Hafnium: Microsoft Exchange und der Weg zur Heilung

Seit Tagen wird in verschiedenen Medien vor einem großflächigen Angriff auf Microsoft-Exchange-Mailserver gewarnt. Hinter dem Angriff steckt nach Informationen von Microsoft die Gruppe Hafnium. Das Bundesamt für Sicherheit in der Informationstechnik ruft Code Red aus und manch einer fragt sich, ist es wirklich so ernst? Ja, definitiv.

Wie alles begann

Seit letzten Mittwoch überschlagen sich die Ereignisse. Ein großflächiger Angriff auf Microsoft-Exchange-Server infiltriert zahlreiche Unternehmen. Dieser soll durch die chinesische Hackergruppe „Hafnium“ durchgeführt werden, Ziel sind dabei vornehmlich amerikanische Unternehmen, dennoch sind auch viele deutsche Unternehmen betroffen. Als die Warnung am 3. März publiziert wurde, war es anscheinend für viele Server bereits zu spät. Der seit 2. März laufende Angriff hat bereits zahlreiche Server erfolgreich kompromittiert.
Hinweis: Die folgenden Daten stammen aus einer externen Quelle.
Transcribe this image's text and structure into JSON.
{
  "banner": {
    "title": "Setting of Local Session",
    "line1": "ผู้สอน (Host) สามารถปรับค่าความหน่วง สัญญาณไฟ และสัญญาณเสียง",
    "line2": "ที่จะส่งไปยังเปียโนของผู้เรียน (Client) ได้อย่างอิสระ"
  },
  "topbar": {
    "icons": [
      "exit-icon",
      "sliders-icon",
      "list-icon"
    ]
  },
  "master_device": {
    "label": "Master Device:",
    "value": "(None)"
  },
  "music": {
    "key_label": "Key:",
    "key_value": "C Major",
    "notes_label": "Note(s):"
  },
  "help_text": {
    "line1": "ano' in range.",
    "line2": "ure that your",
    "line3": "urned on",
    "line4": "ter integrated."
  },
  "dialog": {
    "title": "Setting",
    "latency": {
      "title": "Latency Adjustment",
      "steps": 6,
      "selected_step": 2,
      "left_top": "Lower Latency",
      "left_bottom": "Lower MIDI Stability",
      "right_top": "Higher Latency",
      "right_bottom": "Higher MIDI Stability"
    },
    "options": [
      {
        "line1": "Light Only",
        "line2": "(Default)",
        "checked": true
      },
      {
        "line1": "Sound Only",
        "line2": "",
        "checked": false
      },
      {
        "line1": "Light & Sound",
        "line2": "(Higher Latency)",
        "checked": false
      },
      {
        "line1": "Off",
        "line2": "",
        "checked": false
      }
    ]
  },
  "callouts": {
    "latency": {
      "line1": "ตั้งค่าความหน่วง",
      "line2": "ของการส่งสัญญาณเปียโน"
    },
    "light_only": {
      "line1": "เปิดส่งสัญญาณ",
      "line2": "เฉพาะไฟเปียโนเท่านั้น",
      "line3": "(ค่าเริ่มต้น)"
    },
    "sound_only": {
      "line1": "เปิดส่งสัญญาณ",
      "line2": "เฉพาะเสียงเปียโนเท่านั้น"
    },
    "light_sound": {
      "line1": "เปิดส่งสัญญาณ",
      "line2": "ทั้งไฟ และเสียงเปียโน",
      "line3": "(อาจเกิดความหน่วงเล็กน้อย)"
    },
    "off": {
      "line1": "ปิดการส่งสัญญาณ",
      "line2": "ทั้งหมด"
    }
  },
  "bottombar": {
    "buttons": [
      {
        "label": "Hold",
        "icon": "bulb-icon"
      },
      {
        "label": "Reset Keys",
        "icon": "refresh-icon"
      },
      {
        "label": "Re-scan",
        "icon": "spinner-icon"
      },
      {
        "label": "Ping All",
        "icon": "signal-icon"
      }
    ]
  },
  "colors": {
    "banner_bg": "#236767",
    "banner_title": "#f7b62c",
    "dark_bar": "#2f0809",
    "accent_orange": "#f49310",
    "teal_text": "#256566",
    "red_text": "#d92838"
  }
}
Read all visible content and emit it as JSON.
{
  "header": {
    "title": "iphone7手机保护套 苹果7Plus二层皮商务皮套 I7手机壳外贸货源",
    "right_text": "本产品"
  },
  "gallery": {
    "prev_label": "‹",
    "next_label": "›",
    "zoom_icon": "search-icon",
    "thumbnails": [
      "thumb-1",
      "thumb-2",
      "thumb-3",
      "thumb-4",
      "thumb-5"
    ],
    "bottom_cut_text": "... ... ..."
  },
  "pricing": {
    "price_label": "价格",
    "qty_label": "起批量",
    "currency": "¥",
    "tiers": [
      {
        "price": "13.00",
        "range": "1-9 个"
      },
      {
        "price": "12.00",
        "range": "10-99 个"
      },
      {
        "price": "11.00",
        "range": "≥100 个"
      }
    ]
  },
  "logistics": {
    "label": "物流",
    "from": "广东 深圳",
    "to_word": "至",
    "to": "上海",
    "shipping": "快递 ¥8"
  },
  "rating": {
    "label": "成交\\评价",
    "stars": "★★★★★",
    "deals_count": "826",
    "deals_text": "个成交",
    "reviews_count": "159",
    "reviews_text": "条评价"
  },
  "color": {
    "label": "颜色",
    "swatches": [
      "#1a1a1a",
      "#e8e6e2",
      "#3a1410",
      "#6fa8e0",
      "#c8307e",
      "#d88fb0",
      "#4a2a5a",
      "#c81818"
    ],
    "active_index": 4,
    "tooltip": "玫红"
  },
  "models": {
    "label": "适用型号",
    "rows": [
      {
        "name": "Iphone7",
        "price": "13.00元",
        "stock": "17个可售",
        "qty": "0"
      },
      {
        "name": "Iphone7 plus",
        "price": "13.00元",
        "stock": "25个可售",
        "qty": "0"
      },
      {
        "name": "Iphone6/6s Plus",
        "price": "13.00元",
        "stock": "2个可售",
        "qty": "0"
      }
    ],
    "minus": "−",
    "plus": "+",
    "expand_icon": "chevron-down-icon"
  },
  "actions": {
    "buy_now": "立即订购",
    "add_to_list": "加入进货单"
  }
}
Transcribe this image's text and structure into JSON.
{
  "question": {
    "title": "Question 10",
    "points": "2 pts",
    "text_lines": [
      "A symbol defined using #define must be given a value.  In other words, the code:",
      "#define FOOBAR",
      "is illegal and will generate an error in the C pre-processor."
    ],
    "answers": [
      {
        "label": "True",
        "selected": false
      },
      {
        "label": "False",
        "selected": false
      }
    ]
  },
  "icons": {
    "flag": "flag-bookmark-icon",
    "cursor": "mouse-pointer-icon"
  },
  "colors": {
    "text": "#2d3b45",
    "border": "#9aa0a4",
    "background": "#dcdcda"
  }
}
Hierbei wurden sogenannte Zero-Day-Lücken ausgenutzt, also Schwachstellen, die bis dahin nicht publiziert wurden und für die auch keine Updates bereitstanden. Pikant ist, dass Microsoft von den Problemen bereits Anfang Januar wusste und die Patches zum Schließen der insgesamt vier, nun für den Angriff kombinierten, Schwachstellen ursprünglich für den 9. März terminierte. Aufgrund der Angriffswelle wurden diese nun außer der Reihe am 3. März veröffentlicht.

Wer ist konkret betroffen?

Ziel des Angriffs sind Exchange-Server in den Versionen 2013, 2016 und 2019 für welche entsprechende Patches bereitstehen. Auch für Exchange 2010 steht ein Patch bereit, auch wenn dieser Server nicht mehr offiziell von Microsoft unterstützt wird. Der Microsoft-Exchange-Online-Dienst ist nicht betroffen – heile Welt in der Cloud also. Microsoft hat inzwischen eine Reihe von Anleitungen und Indicators of Compromise (IoCs) zum Selbsttest sowie ein Skript bereitgestellt, um die eigenen Server auf eine Infektion zu prüfen.

Betroffen sind alle Server, die über das Internet via Webzugriff über Port 443 erreichbar sind. Dies ist z.B. bei der Nutzung von Outlook Web Access (OWA) der Fall. Exchange-Server, die ausschließlich via VPN diesen Zugriff ermöglichen, sind nicht betroffen. Durch Kombination der Schwachstellen konnte Schadcode in Form von Webshells hochgeladen und ausgeführt werden.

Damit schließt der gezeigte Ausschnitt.